Conto inédito hoje no EL! A autora Laísa Couto nos apresenta hoje ao conto "O Lenhador, a Bruxa e a Lua Cheia", um spin-off da série Lagoena. "Mas quem realmente é a nova moradora do vilarejo?"
O Lenhador, a Bruxa e a Lua Cheia
por Laísa Couto
Era noite de festa num distante vilarejo. A Lua brilhava em Lagoena, num tempo em que as criaturas da Terra Secreta não tinham pesadelos ou medo do amanhecer. Os homens, descontraídos, bebiam ao calor de uma grande fogueira, as mulheres se revezavam com bandejas nas mãos, enquanto as crianças corriam, trançando entre as pernas dos mais velhos.
Comida e bebida foram servidas durante toda noite. Os mais sensatos moderaram as doses, partindo para seus lares logo cedo, os mais gulosos, se fartaram à vontade até o último leitão assado e os que se diziam lúcidos encheram suas canecas até o dia clarear.

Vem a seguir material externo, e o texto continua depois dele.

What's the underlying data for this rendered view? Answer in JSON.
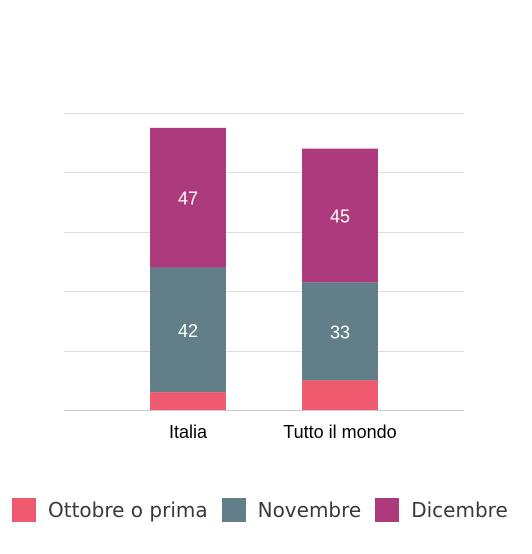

Quando rompeu a aurora, o vilarejo se enchia novamente de vida, um viúvo lenhador despertava. Atordoado com a tênue claridade, viu o mundo girar ao seu redor, fazendo sua cabeça zunir. Lembrou-se da noite anterior e das grandes canecas de bebida fermentada que consumira no festejo. Tomando fôlego, se levantou meio trôpego e se deparou com uma bela moça adormecida ao seu lado. Chocado, percebeu quem era: a nova moradora do vilarejo, assunto das últimas semanas, principalmente das rodas masculinas, que elogiavam sua beleza. O lenhador vestiu-se com pressa e partiu, deixando a jovem em seu sono.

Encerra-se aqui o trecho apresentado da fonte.